L’employeur a considéré que cette absence injustifiée constituait une faute grave. Mais les juges n’ont pas suivi. En l’espèce, le salarié avait 22 ans d’ancienneté sans antécédent disciplinaire. Il avait demandé des congés en plus pour assister sa mère âgée, malade qui venait de perdre son époux, puis s’était d’autorité placé en congés sans solde malgré la période d’intense activité pour l’entreprise.

Les juges en ont déduit qu’il y avait bien absence injustifiée. Mais au regard du contexte, les faits ne rendaient pas impossible son maintien dans l’entreprise. Cette décision est particulièrement intéressante aujourd’hui car on peut se demander comment appréhender la situation maintenant que la présomption de démission existe.

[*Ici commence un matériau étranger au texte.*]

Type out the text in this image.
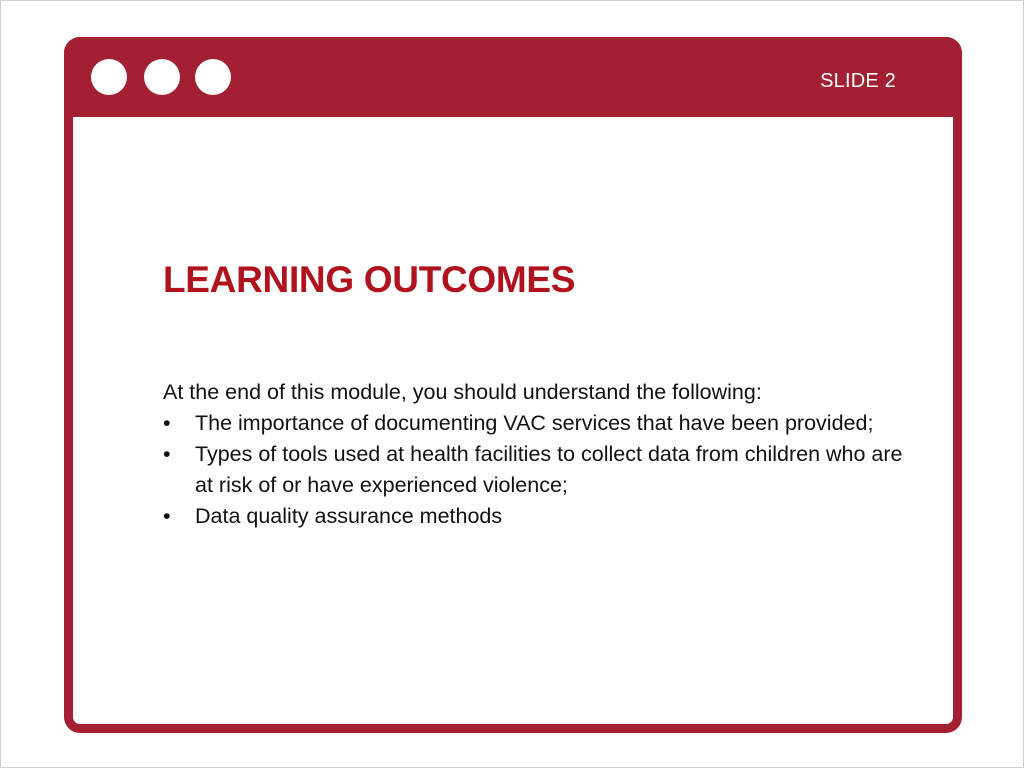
SLIDE 2
LEARNING OUTCOMES

At the end of this module, you should understand the following:

• The importance of documenting VAC services that have been provided;
• Types of tools used at health facilities to collect data from children who are at risk of or have experienced violence;
• Data quality assurance methods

Le nouveau contexte lié à la présomption de démission : comment gérer une situation similaire ?

Depuis le 19 avril 2023, la présomption de démission a été mise en place quand le salarié abandonne son poste sans justification. Lorsque l’employeur constate que le salarié a abandonné son poste et « entend » faire valoir la présomption de démission, il le met en demeure de justifier son absence et de reprendre son poste dans un délai qui ne peut être inférieur à 15 jours (Code du travail, art. R. 1237-13). Ce dispositif, destiné à contrecarrer l’indemnisation par l’Assurance chômage des salariés abandonnant volontairement leur poste et licenciés de ce fait, continue encore aujourd’hui de soulever de nombreuses questions.

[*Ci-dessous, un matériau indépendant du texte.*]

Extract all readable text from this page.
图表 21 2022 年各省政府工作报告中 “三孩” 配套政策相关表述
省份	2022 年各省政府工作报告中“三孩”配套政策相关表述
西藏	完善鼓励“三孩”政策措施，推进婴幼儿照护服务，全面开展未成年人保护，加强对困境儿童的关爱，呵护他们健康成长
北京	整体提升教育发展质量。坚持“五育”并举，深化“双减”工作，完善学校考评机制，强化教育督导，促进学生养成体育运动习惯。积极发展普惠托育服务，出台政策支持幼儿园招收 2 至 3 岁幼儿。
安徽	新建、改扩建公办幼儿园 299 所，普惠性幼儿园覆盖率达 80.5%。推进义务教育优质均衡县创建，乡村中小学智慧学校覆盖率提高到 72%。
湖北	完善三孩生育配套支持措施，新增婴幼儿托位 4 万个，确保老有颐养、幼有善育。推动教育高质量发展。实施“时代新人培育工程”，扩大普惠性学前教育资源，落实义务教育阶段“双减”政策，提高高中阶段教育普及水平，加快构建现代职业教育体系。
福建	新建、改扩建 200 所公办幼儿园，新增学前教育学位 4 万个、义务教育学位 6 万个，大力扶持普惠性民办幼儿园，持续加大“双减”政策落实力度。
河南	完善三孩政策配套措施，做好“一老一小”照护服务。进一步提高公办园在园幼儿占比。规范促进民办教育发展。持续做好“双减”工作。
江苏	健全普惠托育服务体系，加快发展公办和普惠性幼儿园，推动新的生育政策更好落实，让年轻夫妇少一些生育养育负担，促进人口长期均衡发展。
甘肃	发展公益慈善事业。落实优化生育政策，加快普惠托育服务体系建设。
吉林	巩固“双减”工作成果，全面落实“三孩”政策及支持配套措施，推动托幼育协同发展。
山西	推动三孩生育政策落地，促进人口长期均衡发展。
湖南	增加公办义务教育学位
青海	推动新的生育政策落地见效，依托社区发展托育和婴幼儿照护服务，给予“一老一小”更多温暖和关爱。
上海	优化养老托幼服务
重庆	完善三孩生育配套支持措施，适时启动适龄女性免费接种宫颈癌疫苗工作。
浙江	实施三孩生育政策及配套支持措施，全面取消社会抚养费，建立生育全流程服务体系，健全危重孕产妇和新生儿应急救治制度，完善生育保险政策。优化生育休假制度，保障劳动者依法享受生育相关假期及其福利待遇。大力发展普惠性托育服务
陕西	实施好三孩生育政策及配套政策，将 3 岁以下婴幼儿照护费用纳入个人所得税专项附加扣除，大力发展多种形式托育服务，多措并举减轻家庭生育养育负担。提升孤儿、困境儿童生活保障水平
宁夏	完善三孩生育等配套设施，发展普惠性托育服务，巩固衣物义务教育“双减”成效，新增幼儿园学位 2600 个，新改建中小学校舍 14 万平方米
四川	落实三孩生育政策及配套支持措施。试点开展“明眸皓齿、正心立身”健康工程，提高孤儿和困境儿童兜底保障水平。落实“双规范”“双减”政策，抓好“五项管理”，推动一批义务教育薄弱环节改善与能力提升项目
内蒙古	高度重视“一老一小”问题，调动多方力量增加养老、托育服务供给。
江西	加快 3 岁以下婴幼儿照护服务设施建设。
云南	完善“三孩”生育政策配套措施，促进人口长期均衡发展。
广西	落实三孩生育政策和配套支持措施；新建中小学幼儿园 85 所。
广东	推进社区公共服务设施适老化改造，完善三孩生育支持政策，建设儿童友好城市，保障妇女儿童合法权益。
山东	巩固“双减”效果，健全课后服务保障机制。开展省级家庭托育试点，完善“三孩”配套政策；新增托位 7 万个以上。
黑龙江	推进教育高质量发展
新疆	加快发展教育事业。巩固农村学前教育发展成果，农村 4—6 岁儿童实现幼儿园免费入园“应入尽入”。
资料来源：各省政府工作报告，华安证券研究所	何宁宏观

La principale c’est de savoir si face à un salarié absent on peut continuer de préférer passer par un licenciement pour faute ou s’il faut utiliser la démission présumée. Sur ce point, à notre sens, vous avez le choix de la procédure car, malgré les premières indications données par le ministère du Travail, il n’est mentionné nulle part :
-que vous avez l’obligation de recourir à la démission présumée ;
-que cette possibilité exclut désormais tout recours au licenciement pour absence injustifiée.

Le ministère du Travail attend désormais l’avis du Conseil d’Etat sur ce sujet (voir notre article « Abandon de poste : le ministère du Travail refuse de se prononcer sur l’exclusivité de la présomption de démission pour l’instant »). La décision présente garde donc tout son intérêt si vous envisagez un licenciement pour faute. L’autre question intéressante c’est de savoir si, dans les faits présents, l’employeur aurait véritablement pu utiliser la présomption de démission jusqu’au bout. Car dans le cadre de cette procédure le salarié qui justifie son absence dans le délai requis (fixé par l’employeur mais pas moins de 15 jours) doit reprendre son poste.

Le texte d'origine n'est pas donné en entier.